Вчера мне сказали в Театре, что вы были в Москве и меня искали. – Признаюсь, это меня удивило. – Давно доходят до меня слухи, что вы относитесь обо мне враждебно и весьма ко мне не благоволите. А почему бы это, ума не приложу. – Кажется, давно знакомы. – Когда мог, содействовал, дурного не делал. – Впрочем, в нашей журналистике давно вошло в моду отзываться обо мне как о каком-то безграмотном бариче, идиоте, доносчике и т. п. – Потешилась молодежь. – Пускай себе. – В обществе для пособия бедным Литераторам меня забаллотировали. – Это меня огорчило, как всякое незаслуженное оскорбление. – Я всегда помогал, где только мог, другим, и отнимать у меня этого права, всей моей жизнью заслуженного, не следовало бы по самой простой справедливости. Что выразила эта манифестация, не понимаю. – Вижу, то есть, охоту плюнуть в лицо человеку, простирающему вам руку для доброго дела, – но все-таки не понимаю.
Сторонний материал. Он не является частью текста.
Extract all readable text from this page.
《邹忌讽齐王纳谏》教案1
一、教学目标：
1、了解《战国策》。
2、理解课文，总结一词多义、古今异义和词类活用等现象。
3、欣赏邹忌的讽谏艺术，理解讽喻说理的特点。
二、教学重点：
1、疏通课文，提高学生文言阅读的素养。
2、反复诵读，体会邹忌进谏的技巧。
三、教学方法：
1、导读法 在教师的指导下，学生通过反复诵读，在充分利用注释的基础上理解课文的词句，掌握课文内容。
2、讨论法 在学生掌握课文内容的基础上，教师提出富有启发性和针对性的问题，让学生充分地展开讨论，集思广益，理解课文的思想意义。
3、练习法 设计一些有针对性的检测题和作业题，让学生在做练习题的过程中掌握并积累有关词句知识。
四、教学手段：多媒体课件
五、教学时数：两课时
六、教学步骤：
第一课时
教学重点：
Но всякой моде бывает конец. – Статьи мои пропадали в редакциях, другие возвращались. – Я хотел, было, издать отдельно то, что у меня накопилось, но, если вам нужен материал, я снова готов как во времена оные. Незлобную душу вложил в меня Бог.
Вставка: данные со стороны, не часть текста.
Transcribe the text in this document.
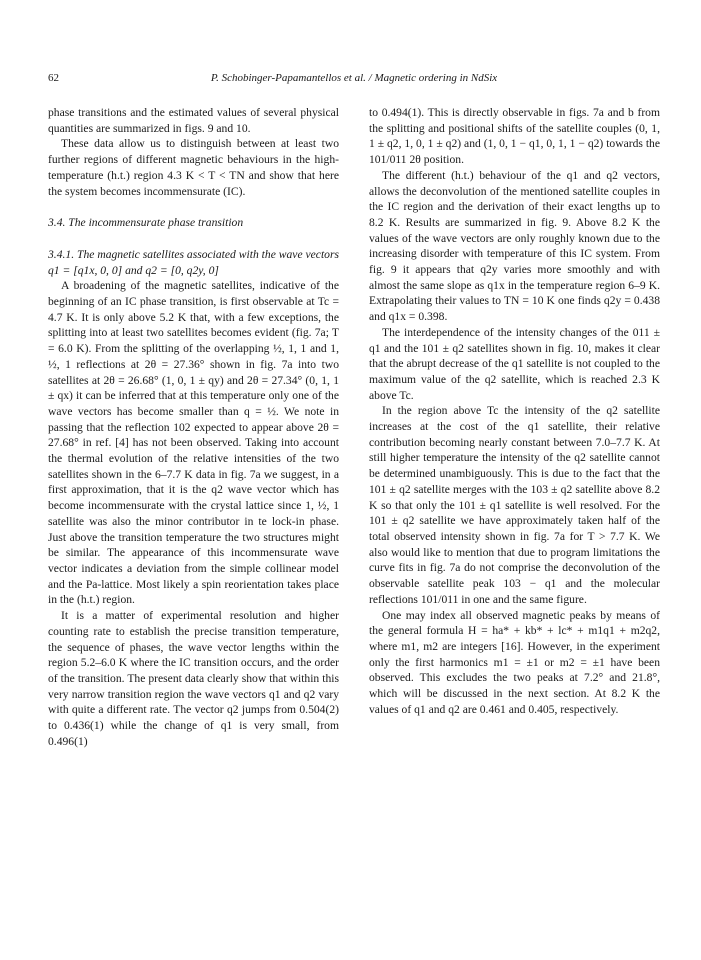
62	P. Schobinger-Papamantellos et al. / Magnetic ordering in NdSix

phase transitions and the estimated values of several physical quantities are summarized in figs. 9 and 10.

These data allow us to distinguish between at least two further regions of different magnetic behaviours in the high-temperature (h.t.) region 4.3 K < T < TN and show that here the system becomes incommensurate (IC).

3.4. The incommensurate phase transition

3.4.1. The magnetic satellites associated with the wave vectors q1 = [q1x, 0, 0] and q2 = [0, q2y, 0]

A broadening of the magnetic satellites, indicative of the beginning of an IC phase transition, is first observable at Tc = 4.7 K. It is only above 5.2 K that, with a few exceptions, the splitting into at least two satellites becomes evident (fig. 7a; T = 6.0 K). From the splitting of the overlapping ½, 1, 1 and 1, ½, 1 reflections at 2θ = 27.36° shown in fig. 7a into two satellites at 2θ = 26.68° (1, 0, 1 ± qy) and 2θ = 27.34° (0, 1, 1 ± qx) it can be inferred that at this temperature only one of the wave vectors has become smaller than q = ½. We note in passing that the reflection 102 expected to appear above 2θ = 27.68° in ref. [4] has not been observed. Taking into account the thermal evolution of the relative intensities of the two satellites shown in the 6–7.7 K data in fig. 7a we suggest, in a first approximation, that it is the q2 wave vector which has become incommensurate with the crystal lattice since 1, ½, 1 satellite was also the minor contributor in te lock-in phase. Just above the transition temperature the two structures might be similar. The appearance of this incommensurate wave vector indicates a deviation from the simple collinear model and the Pa-lattice. Most likely a spin reorientation takes place in the (h.t.) region.

It is a matter of experimental resolution and higher counting rate to establish the precise transition temperature, the sequence of phases, the wave vector lengths within the region 5.2–6.0 K where the IC transition occurs, and the order of the transition. The present data clearly show that within this very narrow transition region the wave vectors q1 and q2 vary with quite a different rate. The vector q2 jumps from 0.504(2) to 0.436(1) while the change of q1 is very small, from 0.496(1)

to 0.494(1). This is directly observable in figs. 7a and b from the splitting and positional shifts of the satellite couples (0, 1, 1 ± q2, 1, 0, 1 ± q2) and (1, 0, 1 − q1, 0, 1, 1 − q2) towards the 101/011 2θ position.

The different (h.t.) behaviour of the q1 and q2 vectors, allows the deconvolution of the mentioned satellite couples in the IC region and the derivation of their exact lengths up to 8.2 K. Results are summarized in fig. 9. Above 8.2 K the values of the wave vectors are only roughly known due to the increasing disorder with temperature of this IC system. From fig. 9 it appears that q2y varies more smoothly and with almost the same slope as q1x in the temperature region 6–9 K. Extrapolating their values to TN = 10 K one finds q2y = 0.438 and q1x = 0.398.

The interdependence of the intensity changes of the 011 ± q1 and the 101 ± q2 satellites shown in fig. 10, makes it clear that the abrupt decrease of the q1 satellite is not coupled to the maximum value of the q2 satellite, which is reached 2.3 K above Tc.

In the region above Tc the intensity of the q2 satellite increases at the cost of the q1 satellite, their relative contribution becoming nearly constant between 7.0–7.7 K. At still higher temperature the intensity of the q2 satellite cannot be determined unambiguously. This is due to the fact that the 101 ± q2 satellite merges with the 103 ± q2 satellite above 8.2 K so that only the 101 ± q1 satellite is well resolved. For the 101 ± q2 satellite we have approximately taken half of the total observed intensity shown in fig. 7a for T > 7.7 K. We also would like to mention that due to program limitations the curve fits in fig. 7a do not comprise the deconvolution of the observable satellite peak 103 − q1 and the molecular reflections 101/011 in one and the same figure.

One may index all observed magnetic peaks by means of the general formula H = ha* + kb* + lc* + m1q1 + m2q2, where m1, m2 are integers [16]. However, in the experiment only the first harmonics m1 = ±1 or m2 = ±1 have been observed. This excludes the two peaks at 7.2° and 21.8°, which will be discussed in the next section. At 8.2 K the values of q1 and q2 are 0.461 and 0.405, respectively.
Уведомьте – есть и стихи и проза.
Грустно. И добавить можно только одно: к счастью, не только историки литературы, но и русские читатели относились к сочинениям Соллогуба (а значит, и к нему самому) иначе, чем литераторское сообщество второй половины ХIX века.
У нас есть литература
Белинский умер за несколько дней до своего тридцатисемилетия. Не было самоубийства, дуэли, эшафота. Был долгий, по тем временам – неизлечимый, мучительный недуг – следствие неизбывной бедности, крайней душевной впечатлительности и постоянной изнурительной работы. Полтора десятилетия литературного бытия Белинского – это тринадцать толстых томов. Год за годом он сжигал себя беспрестанным чтением всей наличествующей словесности (от Гомера до Жорж Санд, от Кирши Данилова до Гончарова, от шедевров до грошовых поделок), освоением новейшей европейской мудрости (не зная немецкого, Белинский по пересказам друзей последовательно и страстно постигал германскую классическую философию от Фихте и Шеллинга до левых гегельянцев), писанием огромных статей и писем (многие из которых не уступают его журнальным опусам – ни по объему, ни по стилистической энергии, ни по концентрации мысли, ни по силе воздействия на отечественную культуру), бесконечными разговорами – все о том же, о самом главном. Весной 1848 года – в день рождения Пушкина – наступила развязка.